NEW YORK (GenomeWeb) – Annai Systems is preparing for the commercial release of a new product for the market called the Secondary and Tertiary Analysis Reporting Platform (STARPlatform), a data management solution for processing, analyzing, and managing raw next-generation sequence data as well as for calling, annotating, and reporting on genomic variants.
Annai CEO Michael Penley told GenomeWeb that the company has done a soft launch of the platform and signed agreements with two customers including the Glioma Longitudinal Analysis (GLASS) consortium, an international tumor research initiative that is led by researchers from the University of Texas MD Anderson Cancer Center, the University of California, San Francisco, and the Samsung Medical Center. It plans to do a full commercial launch of the platform in the fall of this year.
The STARPlatform is comprised of four solutions. The STARBox appliance offers tools for aligning raw sequence reads and for calling variants. It also features tools for lossless compression of raw sequence files to make them easier to store. It can, for example, reduce roughly a terabyte of data to about 60 to 70 percent of its initial size, making it easier to transfer and helping researchers save on storage costs, Penley said.
The platform also includes STARInsight, which lets researchers combine their variant call files with curated public reference data and annotations. Researchers can set up private workspaces within the system where they can upload and store private datasets as well as upload and run whatever algorithms they choose to on their data. They can also share their data with approved collaborators through the platform. STARInsight also includes tools for generating research and clinical reports.

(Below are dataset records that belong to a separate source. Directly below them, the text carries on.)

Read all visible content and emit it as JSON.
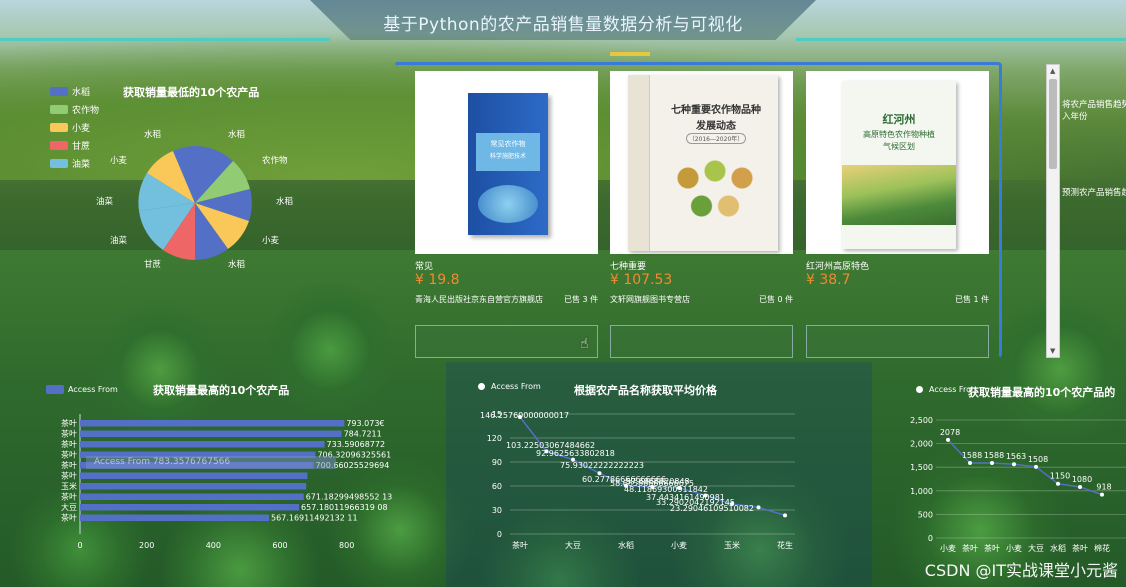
{
  "header": {
    "title": "基于Python的农产品销售量数据分析与可视化"
  },
  "pie_panel": {
    "title": "获取销量最低的10个农产品",
    "legend": [
      {
        "label": "水稻",
        "color": "#5470c6"
      },
      {
        "label": "农作物",
        "color": "#91cc75"
      },
      {
        "label": "小麦",
        "color": "#fac858"
      },
      {
        "label": "甘蔗",
        "color": "#ee6666"
      },
      {
        "label": "油菜",
        "color": "#73c0de"
      }
    ],
    "slice_labels": [
      "水稻",
      "水稻",
      "农作物",
      "水稻",
      "小麦",
      "水稻",
      "甘蔗",
      "油菜",
      "油菜",
      "小麦"
    ]
  },
  "books": {
    "items": [
      {
        "name": "常见",
        "price": "¥ 19.8",
        "shop": "青海人民出版社京东自营官方旗舰店",
        "sold": "已售 3 件",
        "cover_title": "常见农作物",
        "cover_sub": "科学施肥技术"
      },
      {
        "name": "七种重要",
        "price": "¥ 107.53",
        "shop": "文轩网旗舰图书专营店",
        "sold": "已售 0 件",
        "cover_title": "七种重要农作物品种",
        "cover_sub": "发展动态",
        "cover_years": "（2016—2020年）"
      },
      {
        "name": "红河州高原特色",
        "price": "¥ 38.7",
        "shop": "",
        "sold": "已售 1 件",
        "cover_title": "红河州",
        "cover_sub": "高原特色农作物种植",
        "cover_sub2": "气候区划"
      }
    ]
  },
  "right_sidebar": {
    "line1": "将农产品销售趋势",
    "line2": "入年份",
    "line3": "预测农产品销售趋"
  },
  "bar_panel": {
    "legend_label": "Access From",
    "title": "获取销量最高的10个农产品",
    "tooltip": "Access From 783.3576767566",
    "chart_data": {
      "type": "bar",
      "orientation": "horizontal",
      "categories": [
        "茶叶",
        "茶叶",
        "茶叶",
        "茶叶",
        "茶叶",
        "茶叶",
        "玉米",
        "茶叶",
        "大豆",
        "茶叶"
      ],
      "values": [
        793.073,
        784.7211,
        733.59068772,
        706.3209632556,
        700.6602552969,
        682.3022,
        678.5,
        671.1829949855213,
        657.1801196631908,
        567.1691149213211
      ],
      "value_labels": [
        "793.073€",
        "784.7211",
        "733.59068772",
        "706.32096325561",
        "700.66025529694",
        "",
        "",
        "671.18299498552 13",
        "657.18011966319 08",
        "567.16911492132 11"
      ],
      "xticks": [
        "0",
        "200",
        "400",
        "600",
        "800"
      ],
      "xlim": [
        0,
        900
      ]
    }
  },
  "line_panel": {
    "legend_label": "Access From",
    "title": "根据农产品名称获取平均价格",
    "chart_data": {
      "type": "line",
      "categories": [
        "茶叶",
        "大豆",
        "水稻",
        "小麦",
        "玉米",
        "花生"
      ],
      "ylim": [
        0,
        150
      ],
      "yticks": [
        "0",
        "30",
        "60",
        "90",
        "120",
        "15"
      ],
      "point_labels": [
        "146.25760000000017",
        "103.22503067484662",
        "92.9625633802818",
        "75.93022222222223",
        "60.27786666666666",
        "58.68566666666675",
        "57.6968920848",
        "48.11869300911842",
        "37.4434161490981",
        "33.2902042192145",
        "23.29046109510082"
      ],
      "values": [
        146.26,
        103.23,
        92.96,
        75.93,
        60.28,
        58.69,
        57.7,
        48.12,
        37.44,
        33.29,
        23.29
      ]
    }
  },
  "right_panel": {
    "legend_label": "Access Fro",
    "title": "获取销量最高的10个农产品的",
    "chart_data": {
      "type": "line",
      "categories": [
        "小麦",
        "茶叶",
        "茶叶",
        "小麦",
        "大豆",
        "水稻",
        "茶叶",
        "棉花"
      ],
      "values": [
        2078,
        1588,
        1588,
        1563,
        1508,
        1150,
        1080,
        918
      ],
      "yticks": [
        "0",
        "500",
        "1,000",
        "1,500",
        "2,000",
        "2,500"
      ],
      "ylim": [
        0,
        2500
      ]
    }
  },
  "watermark": "CSDN @IT实战课堂小元酱"
}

In addition, the platform includes STARVault for storing compressed data and for capturing metadata around these files to make them easier to locate in storage resources. Also available is the STARClient, which is used for downloading and decompressing files from the STARPlatform as well as for accessing the platform through application programming interfaces.
According to Penley, the STARPlatform includes elements of two of Annai's previous products, namely its ShareSeq platform and the Annai GNOS system, but is a completely different product. For example, STARBox uses the same file transfer technology, which was also in ShareSeq. The so-called GeneTorrent technology makes it possible for researchers to reliably and securely transfer data. Also, the newly renamed STARVault solution was previously Annai's Genomic Network Operating System (GNOS), a tool designed for storing data files and capturing metadata associated with those files.

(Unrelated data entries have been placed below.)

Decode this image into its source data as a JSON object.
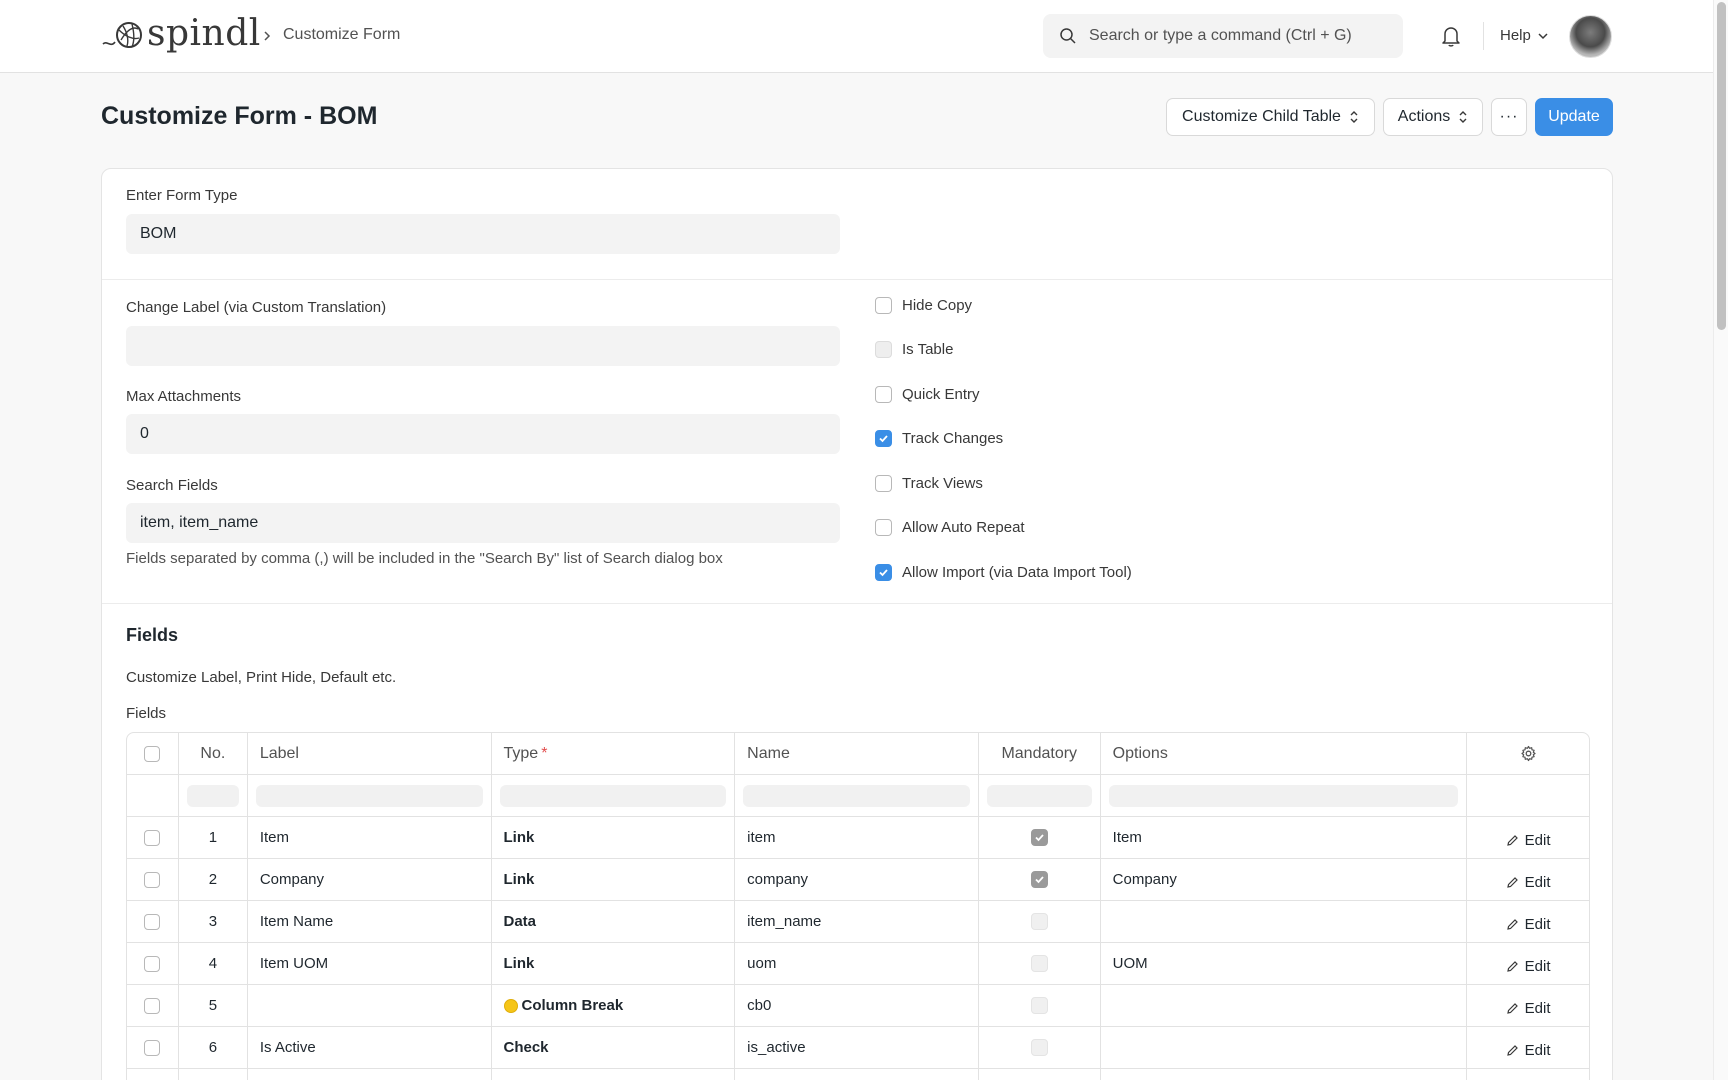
{
  "navbar": {
    "brand": "spindl",
    "breadcrumb": "Customize Form",
    "search_placeholder": "Search or type a command (Ctrl + G)",
    "help_label": "Help"
  },
  "page": {
    "title": "Customize Form - BOM",
    "buttons": {
      "customize_child_table": "Customize Child Table",
      "actions": "Actions",
      "more": "···",
      "update": "Update"
    }
  },
  "form": {
    "form_type_label": "Enter Form Type",
    "form_type_value": "BOM",
    "change_label_label": "Change Label (via Custom Translation)",
    "change_label_value": "",
    "max_attachments_label": "Max Attachments",
    "max_attachments_value": "0",
    "search_fields_label": "Search Fields",
    "search_fields_value": "item, item_name",
    "search_fields_help": "Fields separated by comma (,) will be included in the \"Search By\" list of Search dialog box",
    "checkboxes": [
      {
        "label": "Hide Copy",
        "checked": false,
        "disabled": false
      },
      {
        "label": "Is Table",
        "checked": false,
        "disabled": true
      },
      {
        "label": "Quick Entry",
        "checked": false,
        "disabled": false
      },
      {
        "label": "Track Changes",
        "checked": true,
        "disabled": false
      },
      {
        "label": "Track Views",
        "checked": false,
        "disabled": false
      },
      {
        "label": "Allow Auto Repeat",
        "checked": false,
        "disabled": false
      },
      {
        "label": "Allow Import (via Data Import Tool)",
        "checked": true,
        "disabled": false
      }
    ]
  },
  "fields_section": {
    "title": "Fields",
    "description": "Customize Label, Print Hide, Default etc.",
    "grid_label": "Fields",
    "columns": {
      "no": "No.",
      "label": "Label",
      "type": "Type",
      "type_required_mark": "*",
      "name": "Name",
      "mandatory": "Mandatory",
      "options": "Options"
    },
    "edit_label": "Edit",
    "rows": [
      {
        "no": "1",
        "label": "Item",
        "type": "Link",
        "name": "item",
        "mandatory": true,
        "options": "Item",
        "column_break": false
      },
      {
        "no": "2",
        "label": "Company",
        "type": "Link",
        "name": "company",
        "mandatory": true,
        "options": "Company",
        "column_break": false
      },
      {
        "no": "3",
        "label": "Item Name",
        "type": "Data",
        "name": "item_name",
        "mandatory": false,
        "options": "",
        "column_break": false
      },
      {
        "no": "4",
        "label": "Item UOM",
        "type": "Link",
        "name": "uom",
        "mandatory": false,
        "options": "UOM",
        "column_break": false
      },
      {
        "no": "5",
        "label": "",
        "type": "Column Break",
        "name": "cb0",
        "mandatory": false,
        "options": "",
        "column_break": true
      },
      {
        "no": "6",
        "label": "Is Active",
        "type": "Check",
        "name": "is_active",
        "mandatory": false,
        "options": "",
        "column_break": false
      }
    ]
  },
  "colors": {
    "primary": "#3a8ee6",
    "required": "#e24c4c",
    "column_break_dot": "#f5c518"
  }
}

Developed in partnership with Hitachi Data Systems, Annai launched ShareSeq in 2014 to provide academic and commercial researchers with cloud-based access to genomic data, bioinformatics pipelines and workflows, and compute power and storage. Both ShareSeq and Annai's GNOS have supported projects such as the Cancer Genomics hub, a National Cancer Institute-funded petabyte-scale data repository developed by researchers at the University of California, Santa Cruz to provide access to genomic and clinical data from NCI-funded cancer genome research programs. In total, CGHub holds more than a petabyte of data from both the Cancer Genome Atlas and the Therapeutically Applicable Research to Generate Effective Treatments projects.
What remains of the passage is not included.